Tuesday, October 10

Recent reviews

My review of Matt Freedman’s Twin Twin II and Matt Marello’s 1968 | 2001, both at Pierogi, appears in the October issue of the Brooklyn Rail.

Another review will be published in Art Notes, a magazine based in Santiago de Compostela, Spain, sometime in late November or early December. I have written, albeit briefly, on Nicola López’s work before in a review of The (S) Files at El Museo del Barrio about a year ago. (The paper’s editors introduced a factual error in the review: this was the museum’s fourth, not first, biennial.) The preedited text (300-word limit exceeded) of López’s current exhibition appears below.

Nicola López
OverGrowth
Caren Golden Fine Art
September 7–October 14, 2006

In the eastern United States, two types of climbing vines, called Chinese and Japanese wisteria, have been used to decorate gazebos and fences. If not carefully controlled, they quickly engulf surrounding trees, shrouding them in a thick web of greenery that physically chokes all underlying plant life and blocks out light—viciously killing everything underneath.

A parallel effect in the built environment can be found in Nicola López’s art.
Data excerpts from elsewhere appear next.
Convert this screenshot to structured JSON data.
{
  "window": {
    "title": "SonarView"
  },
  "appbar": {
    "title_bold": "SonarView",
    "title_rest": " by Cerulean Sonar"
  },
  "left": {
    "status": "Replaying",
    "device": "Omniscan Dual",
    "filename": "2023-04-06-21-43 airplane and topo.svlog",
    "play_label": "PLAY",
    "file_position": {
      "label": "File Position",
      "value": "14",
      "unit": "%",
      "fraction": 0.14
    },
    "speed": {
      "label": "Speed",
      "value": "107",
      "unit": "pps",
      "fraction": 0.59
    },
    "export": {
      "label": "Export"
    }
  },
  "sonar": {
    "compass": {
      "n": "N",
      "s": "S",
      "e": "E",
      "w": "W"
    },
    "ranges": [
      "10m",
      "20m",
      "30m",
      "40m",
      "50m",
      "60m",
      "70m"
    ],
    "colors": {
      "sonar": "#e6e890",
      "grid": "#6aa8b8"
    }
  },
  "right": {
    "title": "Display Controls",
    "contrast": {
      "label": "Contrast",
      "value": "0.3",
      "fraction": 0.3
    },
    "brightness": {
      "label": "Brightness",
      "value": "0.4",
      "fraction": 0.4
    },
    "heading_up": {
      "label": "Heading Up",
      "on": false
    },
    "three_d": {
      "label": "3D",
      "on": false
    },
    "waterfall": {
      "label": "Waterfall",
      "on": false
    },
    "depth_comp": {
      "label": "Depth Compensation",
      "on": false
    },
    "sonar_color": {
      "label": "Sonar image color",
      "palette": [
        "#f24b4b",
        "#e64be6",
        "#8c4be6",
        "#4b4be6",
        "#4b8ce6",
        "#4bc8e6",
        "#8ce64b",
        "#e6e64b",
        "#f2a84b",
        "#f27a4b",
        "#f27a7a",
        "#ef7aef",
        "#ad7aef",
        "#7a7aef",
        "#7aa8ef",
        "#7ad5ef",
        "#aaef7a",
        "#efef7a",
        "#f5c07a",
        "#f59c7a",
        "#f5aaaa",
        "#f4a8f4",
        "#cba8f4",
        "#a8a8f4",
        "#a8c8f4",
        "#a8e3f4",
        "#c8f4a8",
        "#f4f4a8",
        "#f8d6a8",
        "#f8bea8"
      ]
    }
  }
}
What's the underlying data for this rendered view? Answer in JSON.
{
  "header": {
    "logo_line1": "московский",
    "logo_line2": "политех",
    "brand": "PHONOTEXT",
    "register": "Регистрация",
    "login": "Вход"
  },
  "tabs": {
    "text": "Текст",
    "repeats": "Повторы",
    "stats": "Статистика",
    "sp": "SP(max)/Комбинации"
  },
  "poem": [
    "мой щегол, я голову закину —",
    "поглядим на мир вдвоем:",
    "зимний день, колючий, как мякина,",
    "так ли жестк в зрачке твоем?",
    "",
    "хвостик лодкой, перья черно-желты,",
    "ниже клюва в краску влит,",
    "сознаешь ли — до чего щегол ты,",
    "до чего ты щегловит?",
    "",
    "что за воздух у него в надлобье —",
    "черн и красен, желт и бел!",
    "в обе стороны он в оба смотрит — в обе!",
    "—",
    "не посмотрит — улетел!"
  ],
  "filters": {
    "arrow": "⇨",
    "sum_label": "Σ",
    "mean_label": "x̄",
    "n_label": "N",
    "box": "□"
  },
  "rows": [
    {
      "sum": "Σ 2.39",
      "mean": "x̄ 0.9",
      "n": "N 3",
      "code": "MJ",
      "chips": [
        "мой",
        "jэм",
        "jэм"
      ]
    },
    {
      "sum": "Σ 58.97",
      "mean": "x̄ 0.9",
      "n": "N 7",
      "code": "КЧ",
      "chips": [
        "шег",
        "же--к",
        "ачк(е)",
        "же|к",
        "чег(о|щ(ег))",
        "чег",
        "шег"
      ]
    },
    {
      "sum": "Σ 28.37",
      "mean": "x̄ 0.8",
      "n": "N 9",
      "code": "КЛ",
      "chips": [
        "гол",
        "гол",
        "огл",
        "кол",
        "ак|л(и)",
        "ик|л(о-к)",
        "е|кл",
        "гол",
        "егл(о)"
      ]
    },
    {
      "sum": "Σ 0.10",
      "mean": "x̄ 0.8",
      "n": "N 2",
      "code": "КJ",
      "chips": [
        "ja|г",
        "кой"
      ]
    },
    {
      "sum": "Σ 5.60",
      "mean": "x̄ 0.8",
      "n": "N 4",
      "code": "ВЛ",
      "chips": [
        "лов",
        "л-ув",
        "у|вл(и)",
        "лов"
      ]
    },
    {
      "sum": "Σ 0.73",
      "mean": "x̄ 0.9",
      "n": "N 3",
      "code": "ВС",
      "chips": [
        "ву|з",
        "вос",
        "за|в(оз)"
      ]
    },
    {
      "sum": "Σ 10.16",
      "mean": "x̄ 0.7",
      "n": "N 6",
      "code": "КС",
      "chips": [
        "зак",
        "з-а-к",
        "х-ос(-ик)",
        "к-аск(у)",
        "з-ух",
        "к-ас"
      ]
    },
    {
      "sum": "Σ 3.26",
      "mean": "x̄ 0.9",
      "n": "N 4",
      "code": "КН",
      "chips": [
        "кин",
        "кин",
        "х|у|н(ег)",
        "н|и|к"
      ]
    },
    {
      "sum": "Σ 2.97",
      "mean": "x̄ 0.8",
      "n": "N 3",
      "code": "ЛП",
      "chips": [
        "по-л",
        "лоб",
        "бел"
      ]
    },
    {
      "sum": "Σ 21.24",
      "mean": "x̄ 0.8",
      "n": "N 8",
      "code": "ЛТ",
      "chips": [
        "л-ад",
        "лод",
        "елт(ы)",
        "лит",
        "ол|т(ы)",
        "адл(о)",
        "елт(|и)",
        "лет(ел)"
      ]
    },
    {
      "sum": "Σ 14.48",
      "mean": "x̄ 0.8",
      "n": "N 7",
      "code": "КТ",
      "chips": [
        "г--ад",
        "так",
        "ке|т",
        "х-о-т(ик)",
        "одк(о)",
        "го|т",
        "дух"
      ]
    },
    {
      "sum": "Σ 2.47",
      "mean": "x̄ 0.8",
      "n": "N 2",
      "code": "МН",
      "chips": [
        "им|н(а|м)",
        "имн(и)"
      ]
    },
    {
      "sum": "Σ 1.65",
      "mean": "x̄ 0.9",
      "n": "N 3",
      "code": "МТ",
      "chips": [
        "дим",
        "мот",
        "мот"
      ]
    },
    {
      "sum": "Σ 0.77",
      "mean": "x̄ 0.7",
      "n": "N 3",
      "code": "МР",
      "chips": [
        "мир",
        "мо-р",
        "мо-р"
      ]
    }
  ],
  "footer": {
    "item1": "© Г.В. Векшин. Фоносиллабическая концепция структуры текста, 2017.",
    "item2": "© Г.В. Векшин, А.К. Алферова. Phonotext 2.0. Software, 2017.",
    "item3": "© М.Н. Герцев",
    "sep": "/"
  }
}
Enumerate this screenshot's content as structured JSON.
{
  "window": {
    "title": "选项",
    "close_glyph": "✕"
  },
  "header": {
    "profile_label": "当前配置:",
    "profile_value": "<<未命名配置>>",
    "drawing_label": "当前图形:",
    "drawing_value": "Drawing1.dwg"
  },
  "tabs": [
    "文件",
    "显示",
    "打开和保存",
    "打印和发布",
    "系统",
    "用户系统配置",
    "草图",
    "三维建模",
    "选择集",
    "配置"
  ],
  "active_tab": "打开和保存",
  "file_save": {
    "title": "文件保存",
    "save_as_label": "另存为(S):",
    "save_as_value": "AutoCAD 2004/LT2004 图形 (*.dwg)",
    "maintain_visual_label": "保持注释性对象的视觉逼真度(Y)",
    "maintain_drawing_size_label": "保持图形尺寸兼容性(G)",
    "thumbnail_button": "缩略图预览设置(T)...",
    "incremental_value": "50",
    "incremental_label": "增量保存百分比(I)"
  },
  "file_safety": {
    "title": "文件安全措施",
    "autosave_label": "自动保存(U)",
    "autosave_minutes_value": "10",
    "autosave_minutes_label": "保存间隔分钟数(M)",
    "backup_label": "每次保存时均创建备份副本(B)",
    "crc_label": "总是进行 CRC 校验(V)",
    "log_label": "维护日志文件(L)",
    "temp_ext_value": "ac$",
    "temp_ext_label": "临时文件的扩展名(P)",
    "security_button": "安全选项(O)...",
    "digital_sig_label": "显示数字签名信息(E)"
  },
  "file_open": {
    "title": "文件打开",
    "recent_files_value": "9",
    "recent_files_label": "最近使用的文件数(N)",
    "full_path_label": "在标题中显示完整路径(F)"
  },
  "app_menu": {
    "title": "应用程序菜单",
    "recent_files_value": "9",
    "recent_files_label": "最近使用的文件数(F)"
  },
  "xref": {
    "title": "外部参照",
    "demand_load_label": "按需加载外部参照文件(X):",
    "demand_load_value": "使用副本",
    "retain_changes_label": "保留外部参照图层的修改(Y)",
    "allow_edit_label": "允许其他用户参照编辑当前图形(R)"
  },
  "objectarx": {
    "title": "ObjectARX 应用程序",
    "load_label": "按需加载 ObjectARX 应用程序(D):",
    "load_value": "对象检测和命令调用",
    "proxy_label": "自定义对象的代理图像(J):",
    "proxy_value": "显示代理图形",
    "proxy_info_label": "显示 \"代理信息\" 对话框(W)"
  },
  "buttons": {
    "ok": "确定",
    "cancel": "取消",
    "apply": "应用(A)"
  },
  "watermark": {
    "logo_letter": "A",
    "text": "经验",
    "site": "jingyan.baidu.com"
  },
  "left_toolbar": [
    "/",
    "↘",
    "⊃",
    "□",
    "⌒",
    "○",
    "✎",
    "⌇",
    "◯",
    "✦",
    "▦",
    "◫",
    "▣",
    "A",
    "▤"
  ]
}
Her five installation works (consisting of woodblock and lithographic prints on Mylar), six mixed-media drawings, and one intaglio print depict a chaotic world of manmade technology—satellite dishes, television sets, steel towers, round pipes, and twisting cables—that has gone horribly awry.

Like the wisteria, her installations snake around the lighting tracks, heating pipes, and water ducts above the gallery walls, literally consuming the architecture. Wall-mounted steel armatures push forward more prints into the gallery space and spill onto the floor. While the industrial imagery in Blighted, Parasite, and Interloper spread like vicious vines, the loudspeakers and steel lattice towers of Mirage fail to curl, bend, and sway but instead hang strangely limp. Like its title, half of Under Its Own Weight sags to the floor, while its twin structure spikes skyward. Like the plant kingdom, even seemingly permanent structures have a limited life span.

López’s chaotic drawings, with their occasionally awkward lines, portray industrial and urban scenes similar to the installations but in a more controlled fashion. Eye of the Storm shows a collapsing black hole of skyscrapers and smokestacks sucked inward with solid beams; other works depict pipes spew acrid smog and sewage among a labyrinth of machinery and factories. They’re ugly scenes, but it’s impossible to look away: there is beauty among the chaos. There is also an underlying sense of humor that pervades López’s work, but not so much a sense of hope.

López crucially chooses outmoded but not yet obsolete industrial infrastructure as the subject of her work. Compared to today’s advanced technology (think tiny cell phones or computer-aided architectural design), these steel towers and plodding satellite dishes are dinosaurs. Importantly, the uses and abuses of these leftovers have brought on environmental, social, and economic problems of the present.